Bad facilities mar IFFI
HYDERABAD
Poor projection facilities, shabby auditoriums and creaky sound boxes seem to be casting a dismal shadow on the International Film Festival. If the inaugural show of Elizabeth at the Lalit Kala Thornam was the worst kind of platform for a turn-of-the-century film, then the screening of Godmother on Monday was another kind of horror story
The film, which marked the beginning of the special retrospective on Shabana Azmi, was marred by faulty projection that intermittently Went out of focus, out of frame, was inaudible, incoherent and had an irritatingly creaky soundtrack which had producer Rajat Sengupta of Gramco Films profusely apologising to the jam-packed auditorium. “This is the worst platform we could have got for the first show of the film,” confessed Mr Sengupta, promising cineastes a second screening at a better venue.
Adding to the disappointment of the viewers was the unfocused nature of the film which failed to actually make a point, neither about gender empowerment nor about caste-based politics.

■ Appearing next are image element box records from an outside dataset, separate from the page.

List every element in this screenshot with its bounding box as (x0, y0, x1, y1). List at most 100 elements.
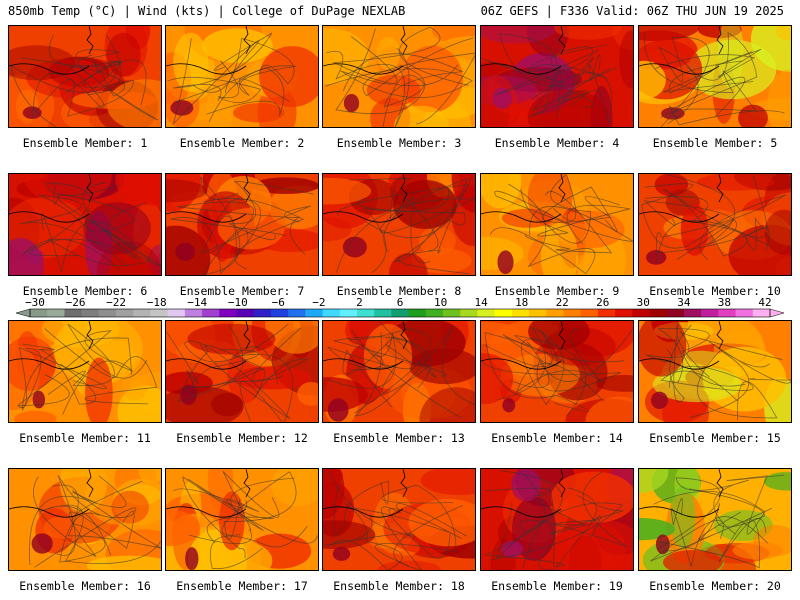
boundary-line (481, 321, 566, 370)
colorbar-swatch (322, 309, 341, 317)
temperature-region (122, 373, 148, 401)
contour-line (326, 47, 410, 127)
contour-line (644, 189, 748, 257)
contour-line (201, 205, 312, 259)
colorbar-tick-label: −10 (227, 296, 248, 309)
temperature-region (697, 26, 742, 39)
colorbar-tick-label: 10 (433, 296, 448, 309)
temperature-region (323, 28, 370, 85)
boundary-line (9, 26, 94, 75)
boundary-line (323, 26, 408, 75)
contour-line (327, 343, 432, 394)
temperature-region (252, 177, 318, 194)
contour-line (73, 49, 159, 121)
temperature-map (481, 321, 633, 422)
temperature-region (511, 469, 541, 502)
boundary-line (9, 321, 94, 370)
ensemble-panel-11 (8, 320, 162, 423)
hot-spot (646, 250, 667, 265)
temperature-region (271, 469, 318, 507)
temperature-region (166, 179, 208, 203)
contour-line (657, 477, 750, 550)
colorbar-swatch (391, 309, 410, 317)
temperature-region (540, 222, 578, 275)
colorbar-swatch (683, 309, 702, 317)
temperature-region (762, 192, 791, 246)
contour-line (17, 330, 134, 415)
ensemble-panel-16 (8, 468, 162, 571)
contour-line (333, 321, 447, 379)
ensemble-panel-5 (638, 25, 792, 128)
colorbar-swatch (735, 309, 754, 317)
colorbar-tick-label: 6 (396, 296, 404, 309)
colorbar-swatch (615, 309, 633, 317)
temperature-map (166, 174, 318, 275)
contour-line (166, 325, 244, 396)
temperature-region (619, 30, 633, 89)
contour-line (21, 337, 132, 411)
hot-spot (31, 533, 53, 554)
hot-spot (22, 106, 42, 119)
contour-line (221, 471, 297, 540)
contour-line (332, 502, 403, 570)
hot-spot (32, 390, 46, 409)
temperature-map (166, 469, 318, 570)
temperature-region (9, 344, 40, 411)
contour-line (671, 498, 768, 567)
temperature-region (377, 560, 441, 570)
contour-line (510, 335, 586, 417)
colorbar-swatch (443, 309, 461, 317)
boundary-line (639, 174, 724, 223)
colorbar-swatch (98, 309, 117, 317)
hot-spot (502, 397, 516, 413)
contour-line (337, 184, 469, 262)
hot-spot (343, 93, 360, 113)
contour-line (333, 480, 390, 536)
member-label: Ensemble Member: 3 (336, 136, 462, 150)
temperature-region (166, 509, 200, 547)
colorbar-tick-label: 14 (474, 296, 488, 309)
temperature-map (323, 321, 475, 422)
temperature-region (265, 321, 318, 354)
contour-line (689, 349, 778, 421)
contour-line (210, 525, 308, 570)
boundary-line (9, 174, 94, 223)
member-label: Ensemble Member: 17 (176, 579, 308, 593)
contour-line (657, 36, 710, 127)
ensemble-panel-14 (480, 320, 634, 423)
contour-line (35, 60, 134, 117)
colorbar-tick-label: 34 (677, 296, 691, 309)
temperature-region (173, 32, 209, 92)
contour-line (363, 176, 472, 274)
temperature-map (639, 469, 791, 570)
colorbar-swatch (219, 309, 237, 317)
temperature-region (41, 321, 120, 348)
colorbar-swatch (64, 309, 83, 317)
contour-line (172, 38, 260, 125)
contour-line (16, 346, 107, 408)
colorbar-tick-label: 22 (555, 296, 569, 309)
colorbar-swatch (529, 309, 547, 317)
contour-line (490, 502, 623, 561)
temperature-region (111, 490, 149, 524)
colorbar-swatch (632, 309, 650, 317)
member-label: Ensemble Member: 11 (19, 431, 151, 445)
contour-line (53, 182, 136, 233)
colorbar-swatch (288, 309, 306, 317)
boundary-line (9, 469, 94, 518)
contour-line (41, 195, 138, 272)
temperature-region (481, 26, 557, 44)
contour-line (27, 182, 120, 257)
colorbar-swatch (494, 309, 513, 317)
boundary-line (639, 321, 724, 370)
temperature-region (259, 46, 318, 108)
contour-line (342, 336, 432, 408)
hot-spot (650, 391, 668, 410)
colorbar-tick-label: 42 (758, 296, 772, 309)
contour-line (187, 478, 275, 544)
contour-line (646, 330, 783, 363)
member-label: Ensemble Member: 16 (19, 579, 151, 593)
colorbar-swatch (425, 309, 444, 317)
temperature-region (14, 410, 57, 422)
valid-time: 06Z GEFS | F336 Valid: 06Z THU JUN 19 20… (480, 4, 784, 18)
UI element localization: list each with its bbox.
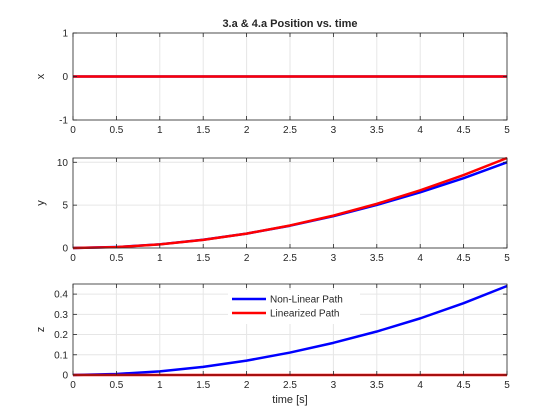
x-tick-label: 0 [70, 125, 76, 136]
x-tick-label: 0.5 [109, 125, 123, 136]
axes-2 [72, 156, 508, 250]
y-axis-label: y [35, 200, 47, 206]
x-tick-label: 2.5 [283, 125, 297, 136]
x-tick-label: 4 [417, 125, 423, 136]
y-tick-label: 5 [62, 201, 68, 212]
x-tick-label: 2 [244, 253, 250, 264]
y-tick-label: 0.3 [54, 310, 68, 321]
series-line-2 [72, 156, 508, 250]
x-tick-label: 5 [504, 380, 510, 391]
x-tick-label: 4 [417, 380, 423, 391]
y-tick-label: 0 [62, 72, 68, 83]
y-tick-label: 0.1 [54, 350, 68, 361]
x-tick-label: 2 [244, 380, 250, 391]
x-tick-label: 2.5 [283, 253, 297, 264]
x-tick-label: 3 [331, 380, 337, 391]
x-tick-label: 4.5 [457, 380, 471, 391]
x-tick-label: 5 [504, 125, 510, 136]
axes-3 [72, 283, 508, 377]
x-tick-label: 3 [331, 253, 337, 264]
y-tick-label: 0 [62, 244, 68, 255]
y-tick-label: 0 [62, 371, 68, 382]
series-line-1 [72, 284, 508, 377]
x-axis-label: time [s] [272, 394, 307, 406]
y-axis-label: x [35, 73, 47, 79]
legend-label-1: Non-Linear Path [270, 295, 343, 306]
x-tick-label: 3.5 [370, 380, 384, 391]
x-tick-label: 5 [504, 253, 510, 264]
x-tick-label: 0 [70, 253, 76, 264]
y-tick-label: 0.2 [54, 330, 68, 341]
x-tick-label: 1 [157, 380, 163, 391]
x-tick-label: 2.5 [283, 380, 297, 391]
x-tick-label: 0.5 [109, 380, 123, 391]
chart-title: 3.a & 4.a Position vs. time [222, 18, 357, 30]
x-tick-label: 4.5 [457, 125, 471, 136]
y-tick-label: 10 [57, 158, 69, 169]
y-axis-label: z [35, 327, 47, 333]
x-tick-label: 0.5 [109, 253, 123, 264]
x-tick-label: 3.5 [370, 125, 384, 136]
axes-1 [72, 32, 508, 121]
x-tick-label: 0 [70, 380, 76, 391]
x-tick-label: 4.5 [457, 253, 471, 264]
x-tick-label: 1.5 [196, 125, 210, 136]
x-tick-label: 3 [331, 125, 337, 136]
legend-box [228, 290, 360, 324]
y-tick-label: 1 [62, 29, 68, 40]
y-tick-label: 0.4 [54, 290, 68, 301]
x-tick-label: 2 [244, 125, 250, 136]
x-tick-label: 1 [157, 125, 163, 136]
y-tick-label: -1 [59, 116, 68, 127]
x-tick-label: 1 [157, 253, 163, 264]
legend-label-2: Linearized Path [270, 309, 340, 320]
x-tick-label: 3.5 [370, 253, 384, 264]
x-tick-label: 1.5 [196, 253, 210, 264]
x-tick-label: 4 [417, 253, 423, 264]
x-tick-label: 1.5 [196, 380, 210, 391]
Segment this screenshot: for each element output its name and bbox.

Shabana Azmi, who plays the protagonist of the film, would like to believe that Godmother is actually a 1990s Mother India, a film that carries forward her endeavours to project the feminine gaze in cinema. “Be it Ankur, Saaz, Fire or Godmother, I have consistently tried to articulate the voice of all those women who are never heard in our male-dominated society,” she states.
According to her, Rambhi, the ordinary illiterate housewife who enters the world of politics in the caste-based backwaters of Gujarat, is one more articulation of this hitherto mute voice.
Ironically, Godmother turns out to be just another Godfather. For Rambhi, who learns all the tricks of politics from her husband, a victim of internecine power struggles among the closed community, continues to rule the land and her people with violence and brute power. She arbitrarily kills anyone who comes in her way, like the rest of the local political goons and dadas and even smokes the same brand of cigarettes as her deceased husband.
For Shabana, however, this seems to be a logical transformation since Rambhi is a woman who “is pushed into a male world where she enjoys very little power”. Consequently, she not only acquires their body postures but their styles of functioning too. Sad. Because eventually, all that Rambhi does is to establish her equality in a maledominated world merely by imitating the male.
Looking back on 25 years in cinema, Shabana feels she has been exceptionally lucky. “I was lucky to be there, just out of film school, when the parallel film movement started. And today, lam lucky to be around when finally films are being made with 40 plus women as their protagonists. No longer must an actress over 40 be forced to play merely the mother or the bhabhi,” she contends. However, despite all the accolades and the awards that have come her way, the actress believes she has only displayed the ABCs — the minimum qualifications of acting as yet. There is lots more to come.